A Shell spokeswoman said "we need to look at the detail of this report, but we are pleased our ambition is recognised and we are confident our approach is aligned with the 1.5 degrees Celsius goal of the Paris Agreement."
An OMV spokesman said OMV had already achieved its 2025 targets and that it would set itself more ambitious climate protection goals.
Eni and Repsol did not immediately respond to requests for comment.
As MRC reported before, the ongoing transition to low-carbon energy sources may accelerate as economies recover from the impact of the coronavirus crisis, said the head of oil and gas company Royal Dutch Shell in its last week's statement.
We remind that Pilipinas Shell Petroleum Corp said it will shut down its 110,000-barrel-per-day Tabangao refinery in the Philippines for one month from mid-May as the coronavirus pandemic has hammered oil demand.
We also remind that Shell Singapore restarted its naphtha cracker in Bukom Island this week following a two months maintenance shutdown since the beginning of October 2019. Thus, this cracker was taken off-stream for the turnaround on 1 October 2019. The cracker is able to produce 960,000 tons/year of ethylene and 550,000 tons/year of propylene.
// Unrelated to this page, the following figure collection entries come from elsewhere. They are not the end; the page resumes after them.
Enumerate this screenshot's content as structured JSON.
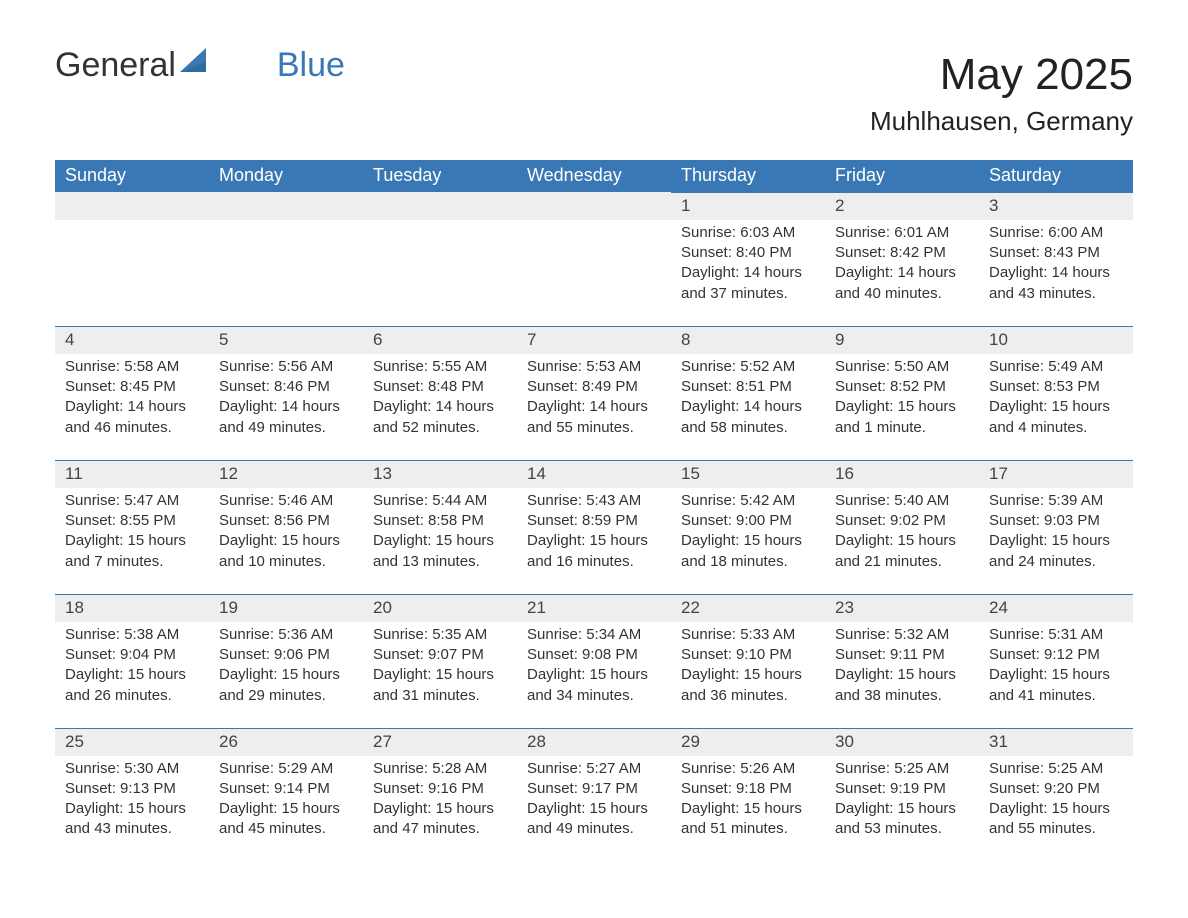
{
  "brand": {
    "name_part1": "General",
    "name_part2": "Blue",
    "color_dark": "#333333",
    "color_accent": "#3a78b5"
  },
  "header": {
    "month_title": "May 2025",
    "location": "Muhlhausen, Germany"
  },
  "columns": [
    "Sunday",
    "Monday",
    "Tuesday",
    "Wednesday",
    "Thursday",
    "Friday",
    "Saturday"
  ],
  "colors": {
    "header_bg": "#3a78b5",
    "header_text": "#ffffff",
    "daynum_bg": "#eeeeee",
    "row_border": "#3a78b5",
    "body_text": "#333333",
    "page_bg": "#ffffff"
  },
  "weeks": [
    [
      {
        "day": "",
        "sunrise": "",
        "sunset": "",
        "daylight": ""
      },
      {
        "day": "",
        "sunrise": "",
        "sunset": "",
        "daylight": ""
      },
      {
        "day": "",
        "sunrise": "",
        "sunset": "",
        "daylight": ""
      },
      {
        "day": "",
        "sunrise": "",
        "sunset": "",
        "daylight": ""
      },
      {
        "day": "1",
        "sunrise": "Sunrise: 6:03 AM",
        "sunset": "Sunset: 8:40 PM",
        "daylight": "Daylight: 14 hours and 37 minutes."
      },
      {
        "day": "2",
        "sunrise": "Sunrise: 6:01 AM",
        "sunset": "Sunset: 8:42 PM",
        "daylight": "Daylight: 14 hours and 40 minutes."
      },
      {
        "day": "3",
        "sunrise": "Sunrise: 6:00 AM",
        "sunset": "Sunset: 8:43 PM",
        "daylight": "Daylight: 14 hours and 43 minutes."
      }
    ],
    [
      {
        "day": "4",
        "sunrise": "Sunrise: 5:58 AM",
        "sunset": "Sunset: 8:45 PM",
        "daylight": "Daylight: 14 hours and 46 minutes."
      },
      {
        "day": "5",
        "sunrise": "Sunrise: 5:56 AM",
        "sunset": "Sunset: 8:46 PM",
        "daylight": "Daylight: 14 hours and 49 minutes."
      },
      {
        "day": "6",
        "sunrise": "Sunrise: 5:55 AM",
        "sunset": "Sunset: 8:48 PM",
        "daylight": "Daylight: 14 hours and 52 minutes."
      },
      {
        "day": "7",
        "sunrise": "Sunrise: 5:53 AM",
        "sunset": "Sunset: 8:49 PM",
        "daylight": "Daylight: 14 hours and 55 minutes."
      },
      {
        "day": "8",
        "sunrise": "Sunrise: 5:52 AM",
        "sunset": "Sunset: 8:51 PM",
        "daylight": "Daylight: 14 hours and 58 minutes."
      },
      {
        "day": "9",
        "sunrise": "Sunrise: 5:50 AM",
        "sunset": "Sunset: 8:52 PM",
        "daylight": "Daylight: 15 hours and 1 minute."
      },
      {
        "day": "10",
        "sunrise": "Sunrise: 5:49 AM",
        "sunset": "Sunset: 8:53 PM",
        "daylight": "Daylight: 15 hours and 4 minutes."
      }
    ],
    [
      {
        "day": "11",
        "sunrise": "Sunrise: 5:47 AM",
        "sunset": "Sunset: 8:55 PM",
        "daylight": "Daylight: 15 hours and 7 minutes."
      },
      {
        "day": "12",
        "sunrise": "Sunrise: 5:46 AM",
        "sunset": "Sunset: 8:56 PM",
        "daylight": "Daylight: 15 hours and 10 minutes."
      },
      {
        "day": "13",
        "sunrise": "Sunrise: 5:44 AM",
        "sunset": "Sunset: 8:58 PM",
        "daylight": "Daylight: 15 hours and 13 minutes."
      },
      {
        "day": "14",
        "sunrise": "Sunrise: 5:43 AM",
        "sunset": "Sunset: 8:59 PM",
        "daylight": "Daylight: 15 hours and 16 minutes."
      },
      {
        "day": "15",
        "sunrise": "Sunrise: 5:42 AM",
        "sunset": "Sunset: 9:00 PM",
        "daylight": "Daylight: 15 hours and 18 minutes."
      },
      {
        "day": "16",
        "sunrise": "Sunrise: 5:40 AM",
        "sunset": "Sunset: 9:02 PM",
        "daylight": "Daylight: 15 hours and 21 minutes."
      },
      {
        "day": "17",
        "sunrise": "Sunrise: 5:39 AM",
        "sunset": "Sunset: 9:03 PM",
        "daylight": "Daylight: 15 hours and 24 minutes."
      }
    ],
    [
      {
        "day": "18",
        "sunrise": "Sunrise: 5:38 AM",
        "sunset": "Sunset: 9:04 PM",
        "daylight": "Daylight: 15 hours and 26 minutes."
      },
      {
        "day": "19",
        "sunrise": "Sunrise: 5:36 AM",
        "sunset": "Sunset: 9:06 PM",
        "daylight": "Daylight: 15 hours and 29 minutes."
      },
      {
        "day": "20",
        "sunrise": "Sunrise: 5:35 AM",
        "sunset": "Sunset: 9:07 PM",
        "daylight": "Daylight: 15 hours and 31 minutes."
      },
      {
        "day": "21",
        "sunrise": "Sunrise: 5:34 AM",
        "sunset": "Sunset: 9:08 PM",
        "daylight": "Daylight: 15 hours and 34 minutes."
      },
      {
        "day": "22",
        "sunrise": "Sunrise: 5:33 AM",
        "sunset": "Sunset: 9:10 PM",
        "daylight": "Daylight: 15 hours and 36 minutes."
      },
      {
        "day": "23",
        "sunrise": "Sunrise: 5:32 AM",
        "sunset": "Sunset: 9:11 PM",
        "daylight": "Daylight: 15 hours and 38 minutes."
      },
      {
        "day": "24",
        "sunrise": "Sunrise: 5:31 AM",
        "sunset": "Sunset: 9:12 PM",
        "daylight": "Daylight: 15 hours and 41 minutes."
      }
    ],
    [
      {
        "day": "25",
        "sunrise": "Sunrise: 5:30 AM",
        "sunset": "Sunset: 9:13 PM",
        "daylight": "Daylight: 15 hours and 43 minutes."
      },
      {
        "day": "26",
        "sunrise": "Sunrise: 5:29 AM",
        "sunset": "Sunset: 9:14 PM",
        "daylight": "Daylight: 15 hours and 45 minutes."
      },
      {
        "day": "27",
        "sunrise": "Sunrise: 5:28 AM",
        "sunset": "Sunset: 9:16 PM",
        "daylight": "Daylight: 15 hours and 47 minutes."
      },
      {
        "day": "28",
        "sunrise": "Sunrise: 5:27 AM",
        "sunset": "Sunset: 9:17 PM",
        "daylight": "Daylight: 15 hours and 49 minutes."
      },
      {
        "day": "29",
        "sunrise": "Sunrise: 5:26 AM",
        "sunset": "Sunset: 9:18 PM",
        "daylight": "Daylight: 15 hours and 51 minutes."
      },
      {
        "day": "30",
        "sunrise": "Sunrise: 5:25 AM",
        "sunset": "Sunset: 9:19 PM",
        "daylight": "Daylight: 15 hours and 53 minutes."
      },
      {
        "day": "31",
        "sunrise": "Sunrise: 5:25 AM",
        "sunset": "Sunset: 9:20 PM",
        "daylight": "Daylight: 15 hours and 55 minutes."
      }
    ]
  ]
}
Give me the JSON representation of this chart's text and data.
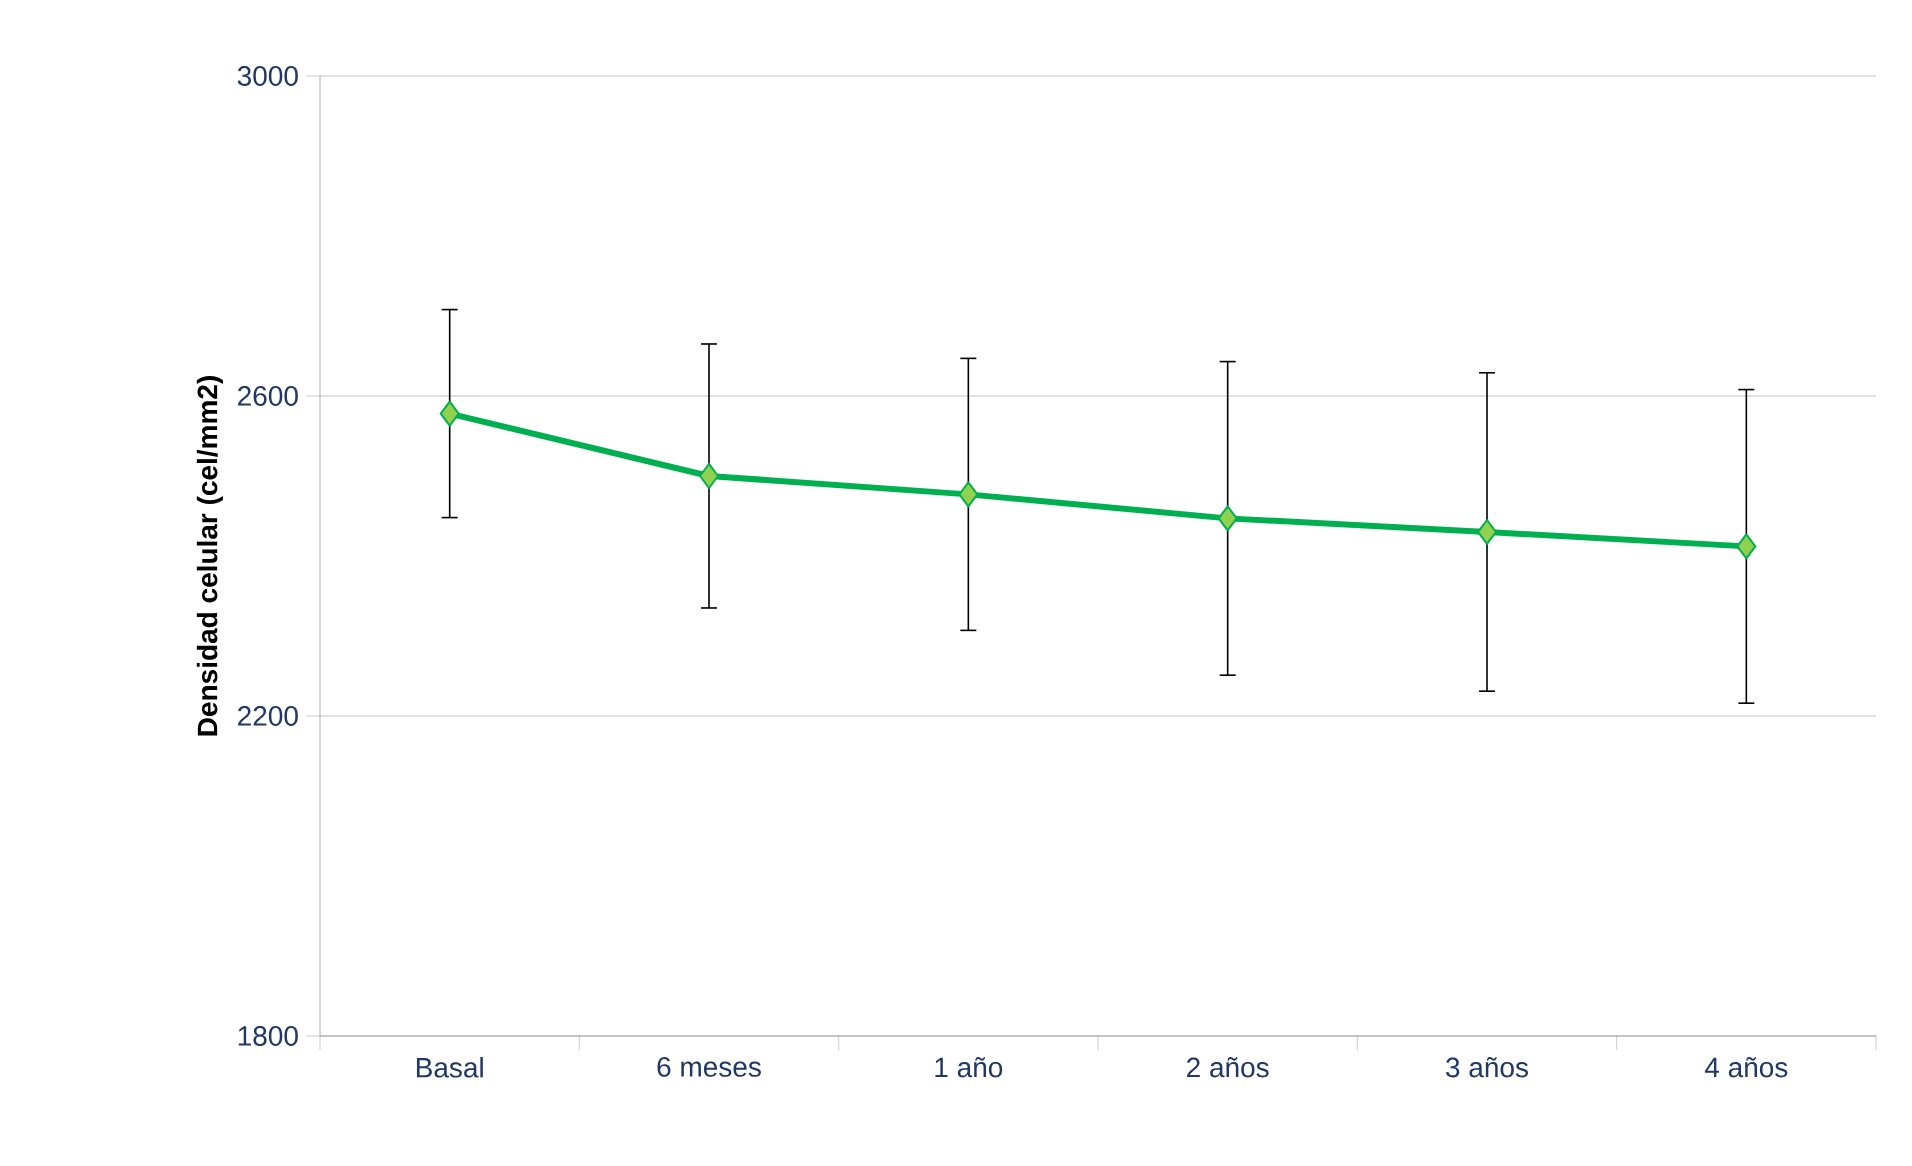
{
  "chart_data": {
    "type": "line",
    "ylabel": "Densidad celular (cel/mm2)",
    "categories": [
      "Basal",
      "6 meses",
      "1 año",
      "2 años",
      "3 años",
      "4 años"
    ],
    "series": [
      {
        "color": "#00b050",
        "values": [
          2578,
          2500,
          2477,
          2447,
          2430,
          2412
        ],
        "errors": [
          130,
          165,
          170,
          196,
          199,
          196
        ]
      }
    ],
    "ylim": [
      1800,
      3000
    ],
    "yticks": [
      1800,
      2200,
      2600,
      3000
    ],
    "grid": "y",
    "marker": "diamond",
    "line_style": "solid"
  }
}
Ethylene and propylene are feedstocks for producing polyethylene (PE) and polypropylene (PP).
According to MRC's ScanPlast report, Russia's estimated PE consumption totalled 557,060 tonnes in the first three month of 2020, up by 7% year on year. High density polyethylene (HDPE) and linear low density polyethylene (LLDPE) shipments rose because of the increased capacity utilisation at ZapSibNeftekhim. Demand for LDPE subsided. At the same time, PP shipments to the Russian market was 267,630 tonnes in January-March 2020, down 20% year on year. Homopolymer PP and PP block copolymers accounted for the main decrease in imports.